Overview
Raccoon Stealer is a C/C++-based infostealer that first appeared on underground forums in April 2019, quickly gaining a reputation for its ease of use and reliable operator panel. The original version (v1) was temporarily shut down in March 2022 after its lead developer, Ukrainian national Mark Sokolovsky, was arrested in the Netherlands at the request of the FBI. However, the operation resumed in June 2022 with a fully rewritten version known as Raccoon Stealer v2, also called “RecordBreaker.” The v2 variant was rebuilt from scratch in C/C++ (replacing the original C++ codebase that relied on numerous third-party libraries) and introduced a faster, more modular architecture. Despite law enforcement action, Raccoon remains one of the most actively traded infostealers on cybercrime markets.
Capabilities
Raccoon Stealer v2 harvests saved credentials, cookies, autofill data, and credit card information from all major Chromium and Gecko-based browsers. It targets cryptocurrency wallet browser extensions and desktop wallet applications, and can steal data from email clients and FTP applications. The stealer captures screenshots, collects system hardware and software information, and can be configured with a custom file grabber to exfiltrate documents matching specific patterns or extensions. Unlike v1, which downloaded numerous DLL dependencies at runtime, v2 uses a leaner approach with fewer external dependencies. Stolen data is organized into a structured log format and exfiltrated to the C2 server. The operator panel provides campaign management, log browsing with search functionality, and payload configuration options.
Distribution Methods
Raccoon Stealer is distributed by a wide network of affiliates using varied delivery methods. Common vectors include SEO poisoning with fake software crack and keygen sites, phishing emails with malicious Office documents or archive attachments, malvertising campaigns impersonating popular software, and pay-per-install distribution networks like PrivateLoader. Raccoon has also been delivered through exploit kits, trojanized installers bundled with legitimate software, and fake game mod and cheat tool downloads on YouTube and Discord.
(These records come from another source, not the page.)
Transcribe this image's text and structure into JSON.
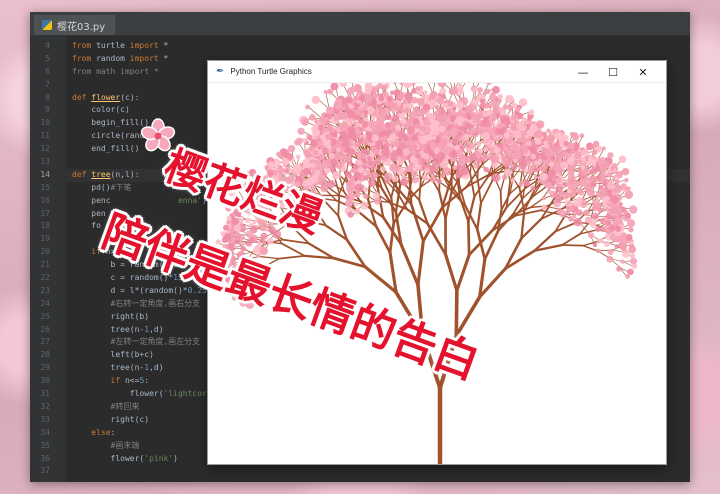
{
  "ide": {
    "tab_label": "樱花03.py",
    "code_lines": [
      {
        "num": "4",
        "html": "<span class='kw'>from</span> turtle <span class='kw'>import</span> *"
      },
      {
        "num": "5",
        "html": "<span class='kw'>from</span> random <span class='kw'>import</span> *"
      },
      {
        "num": "6",
        "html": "<span class='cm'>from math import *</span>"
      },
      {
        "num": "7",
        "html": ""
      },
      {
        "num": "8",
        "html": "<span class='kw'>def</span> <span class='fn'>flower</span>(c):"
      },
      {
        "num": "9",
        "html": "    color(c)"
      },
      {
        "num": "10",
        "html": "    begin_fill()"
      },
      {
        "num": "11",
        "html": "    circle(rand"
      },
      {
        "num": "12",
        "html": "    end_fill()"
      },
      {
        "num": "13",
        "html": ""
      },
      {
        "num": "14",
        "html": "<span class='kw'>def</span> <span class='fn'>tree</span>(n,l):"
      },
      {
        "num": "15",
        "html": "    pd()<span class='cm'>#下笔</span>"
      },
      {
        "num": "16",
        "html": "    penc              <span class='st'>enna'</span>)"
      },
      {
        "num": "17",
        "html": "    pen"
      },
      {
        "num": "18",
        "html": "    fo"
      },
      {
        "num": "19",
        "html": ""
      },
      {
        "num": "20",
        "html": "    <span class='kw'>if</span> n&gt;<span class='nb'>0</span>:"
      },
      {
        "num": "21",
        "html": "        b = random()*<span class='nb'>15</span>+"
      },
      {
        "num": "22",
        "html": "        c = random()*<span class='nb'>15</span>+<span class='nb'>10</span>"
      },
      {
        "num": "23",
        "html": "        d = l*(random()*<span class='nb'>0.25</span>+"
      },
      {
        "num": "24",
        "html": "        <span class='cm'>#右转一定角度,画右分支</span>"
      },
      {
        "num": "25",
        "html": "        right(b)"
      },
      {
        "num": "26",
        "html": "        tree(n-<span class='nb'>1</span>,d)"
      },
      {
        "num": "27",
        "html": "        <span class='cm'>#左转一定角度,画左分支</span>"
      },
      {
        "num": "28",
        "html": "        left(b+c)"
      },
      {
        "num": "29",
        "html": "        tree(n-<span class='nb'>1</span>,d)"
      },
      {
        "num": "30",
        "html": "        <span class='kw'>if</span> n&lt;=<span class='nb'>5</span>:"
      },
      {
        "num": "31",
        "html": "            flower(<span class='st'>'lightcoral</span>"
      },
      {
        "num": "32",
        "html": "        <span class='cm'>#转回来</span>"
      },
      {
        "num": "33",
        "html": "        right(c)"
      },
      {
        "num": "34",
        "html": "    <span class='kw'>else</span>:"
      },
      {
        "num": "35",
        "html": "        <span class='cm'>#画末端</span>"
      },
      {
        "num": "36",
        "html": "        flower(<span class='st'>'pink'</span>)"
      },
      {
        "num": "37",
        "html": ""
      }
    ]
  },
  "turtle_window": {
    "title": "Python Turtle Graphics",
    "minimize_glyph": "—",
    "maximize_glyph": "☐",
    "close_glyph": "✕",
    "trunk_color": "#a0522d",
    "blossom_colors": [
      "#f6a5b9",
      "#f08ca6",
      "#ffc0cb",
      "#f4a0b0"
    ]
  },
  "overlay": {
    "line1": "樱花烂漫",
    "line2": "陪伴是最长情的告白",
    "text_color": "#e5122d"
  }
}
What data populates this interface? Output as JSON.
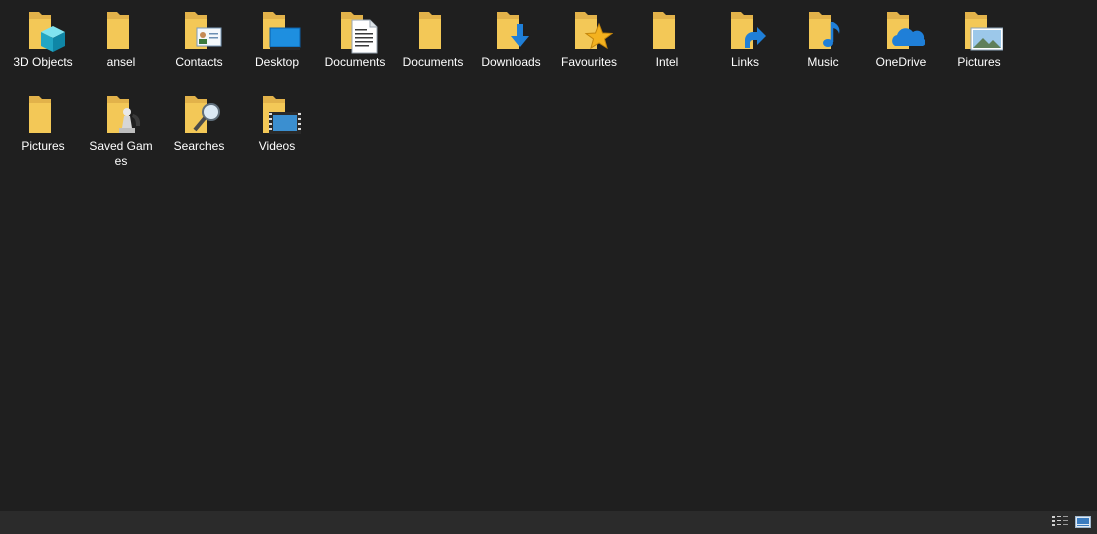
{
  "folders": [
    {
      "label": "3D Objects",
      "icon": "3d-objects-icon"
    },
    {
      "label": "ansel",
      "icon": "folder-icon"
    },
    {
      "label": "Contacts",
      "icon": "contacts-icon"
    },
    {
      "label": "Desktop",
      "icon": "desktop-icon"
    },
    {
      "label": "Documents",
      "icon": "documents-icon"
    },
    {
      "label": "Documents",
      "icon": "folder-icon"
    },
    {
      "label": "Downloads",
      "icon": "downloads-icon"
    },
    {
      "label": "Favourites",
      "icon": "favourites-icon"
    },
    {
      "label": "Intel",
      "icon": "folder-icon"
    },
    {
      "label": "Links",
      "icon": "links-icon"
    },
    {
      "label": "Music",
      "icon": "music-icon"
    },
    {
      "label": "OneDrive",
      "icon": "onedrive-icon"
    },
    {
      "label": "Pictures",
      "icon": "pictures-icon"
    },
    {
      "label": "Pictures",
      "icon": "folder-icon"
    },
    {
      "label": "Saved Games",
      "icon": "saved-games-icon"
    },
    {
      "label": "Searches",
      "icon": "searches-icon"
    },
    {
      "label": "Videos",
      "icon": "videos-icon"
    }
  ],
  "statusbar": {
    "details_view": "details-view-icon",
    "large_icons_view": "large-icons-view-icon"
  },
  "colors": {
    "background": "#1f1f1f",
    "folder": "#f3c857",
    "text": "#ffffff"
  }
}
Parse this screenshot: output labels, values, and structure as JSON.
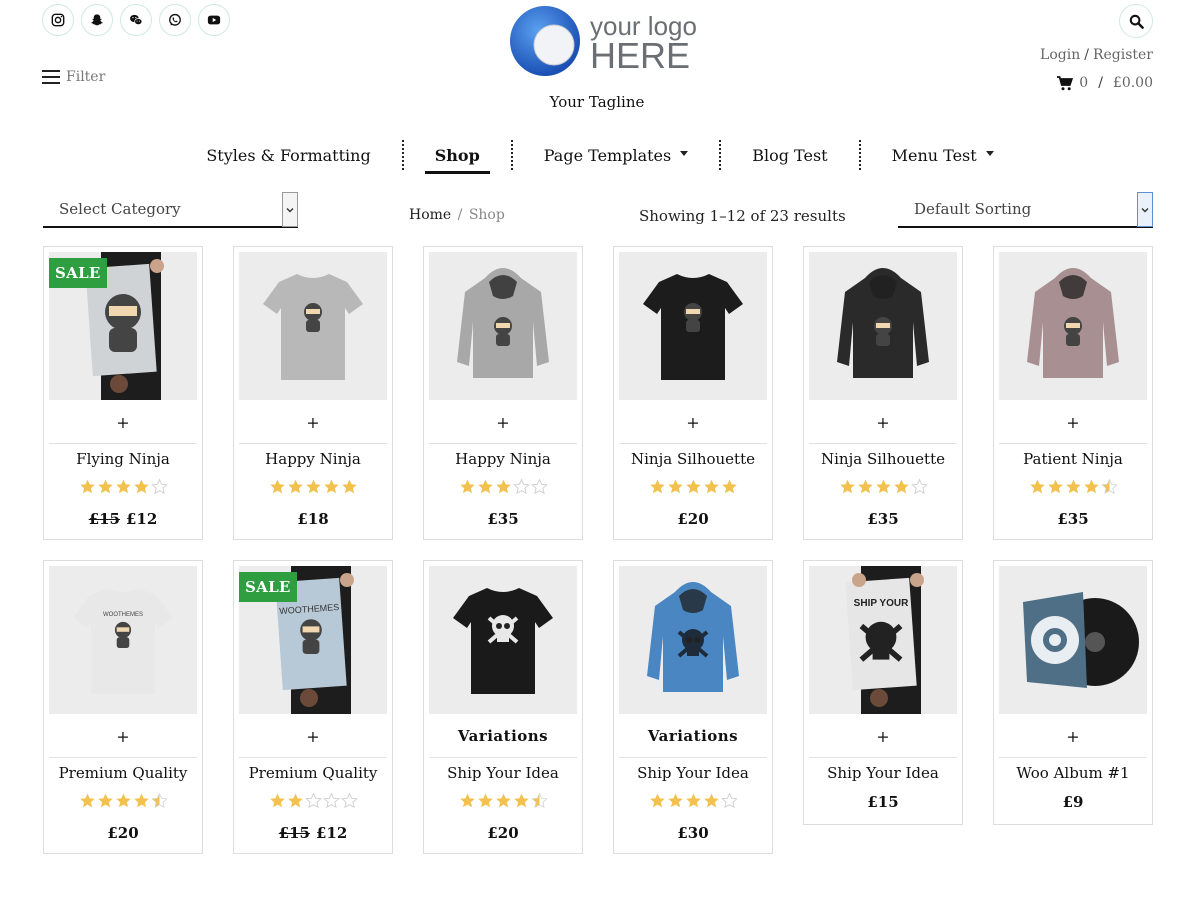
{
  "header": {
    "social": [
      {
        "icon": "instagram-icon"
      },
      {
        "icon": "snapchat-icon"
      },
      {
        "icon": "wechat-icon"
      },
      {
        "icon": "whatsapp-icon"
      },
      {
        "icon": "youtube-icon"
      }
    ],
    "logo_line1": "your logo",
    "logo_line2": "HERE",
    "tagline": "Your Tagline",
    "filter_label": "Filter",
    "login": "Login",
    "register": "Register",
    "cart_count": "0",
    "cart_total": "£0.00",
    "brand_blue": "#2f6fd6"
  },
  "nav": {
    "items": [
      {
        "label": "Styles & Formatting",
        "dropdown": false,
        "active": false
      },
      {
        "label": "Shop",
        "dropdown": false,
        "active": true
      },
      {
        "label": "Page Templates",
        "dropdown": true,
        "active": false
      },
      {
        "label": "Blog Test",
        "dropdown": false,
        "active": false
      },
      {
        "label": "Menu Test",
        "dropdown": true,
        "active": false
      }
    ]
  },
  "toolbar": {
    "category_select": "Select Category",
    "breadcrumb_home": "Home",
    "breadcrumb_current": "Shop",
    "results": "Showing 1–12 of 23 results",
    "sort_select": "Default Sorting"
  },
  "products": [
    {
      "title": "Flying Ninja",
      "action": "+",
      "rating": 4,
      "old_price": "£15",
      "price": "£12",
      "sale": true,
      "sale_label": "SALE",
      "image": "poster-ninja"
    },
    {
      "title": "Happy Ninja",
      "action": "+",
      "rating": 5,
      "old_price": "",
      "price": "£18",
      "sale": false,
      "image": "tshirt-grey"
    },
    {
      "title": "Happy Ninja",
      "action": "+",
      "rating": 3,
      "old_price": "",
      "price": "£35",
      "sale": false,
      "image": "hoodie-grey"
    },
    {
      "title": "Ninja Silhouette",
      "action": "+",
      "rating": 5,
      "old_price": "",
      "price": "£20",
      "sale": false,
      "image": "tshirt-black"
    },
    {
      "title": "Ninja Silhouette",
      "action": "+",
      "rating": 4,
      "old_price": "",
      "price": "£35",
      "sale": false,
      "image": "hoodie-black"
    },
    {
      "title": "Patient Ninja",
      "action": "+",
      "rating": 4.5,
      "old_price": "",
      "price": "£35",
      "sale": false,
      "image": "hoodie-mauve"
    },
    {
      "title": "Premium Quality",
      "action": "+",
      "rating": 4.5,
      "old_price": "",
      "price": "£20",
      "sale": false,
      "image": "tshirt-white"
    },
    {
      "title": "Premium Quality",
      "action": "+",
      "rating": 2,
      "old_price": "£15",
      "price": "£12",
      "sale": true,
      "sale_label": "SALE",
      "image": "poster-woo"
    },
    {
      "title": "Ship Your Idea",
      "action": "Variations",
      "rating": 4.5,
      "old_price": "",
      "price": "£20",
      "sale": false,
      "image": "tshirt-black-skull"
    },
    {
      "title": "Ship Your Idea",
      "action": "Variations",
      "rating": 4,
      "old_price": "",
      "price": "£30",
      "sale": false,
      "image": "hoodie-blue"
    },
    {
      "title": "Ship Your Idea",
      "action": "+",
      "rating": null,
      "old_price": "",
      "price": "£15",
      "sale": false,
      "image": "poster-skull"
    },
    {
      "title": "Woo Album #1",
      "action": "+",
      "rating": null,
      "old_price": "",
      "price": "£9",
      "sale": false,
      "image": "album"
    }
  ],
  "colors": {
    "sale_green": "#2f9e41",
    "star_gold": "#f2c14e",
    "star_empty": "#cfcfcf"
  }
}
During the v1 era, Raccoon was notably distributed through the Fallout and RIG exploit kits, while v2 campaigns have leaned more heavily on social engineering and loader-based delivery.
Notable Campaigns
The FBI’s 2022 case against Raccoon Stealer was a landmark event, resulting in the seizure of infrastructure and a detailed affidavit revealing that the malware had been used to steal over 50 million credentials from victims worldwide. The FBI launched a dedicated website (raccoon.ic3.gov) allowing individuals to check if their data appeared in seized Raccoon logs. Despite this disruption, Raccoon v2 launched within months and was rapidly adopted. Throughout 2023, Raccoon v2 was observed being distributed alongside other stealers in multi-payload campaigns, where a single initial access vector would deploy both Raccoon and a secondary stealer like Vidar or RedLine to maximize data collection. In 2024, Sokolovsky was extradited to the United States and pleaded guilty to federal charges.
Detection & Mitigation
Raccoon v2’s C2 communication uses HTTP with distinctive URL path patterns and user-agent strings that can be fingerprinted for network detection. Behavioral detection should focus on processes performing sequential reads of browser credential databases across multiple browser profiles, which is characteristic of stealer activity. The malware’s file grabber module creates temporary directories with predictable naming patterns. YARA rules targeting Raccoon v2’s configuration decryption routine and string encoding scheme are available from multiple threat intelligence vendors. Mitigation strategies include deploying credential management solutions that avoid browser-based password storage, enforcing multi-factor authentication across all corporate accounts, monitoring for stolen credentials on dark web marketplaces, restricting execution of unsigned binaries, and maintaining updated endpoint protection with behavioral detection capabilities.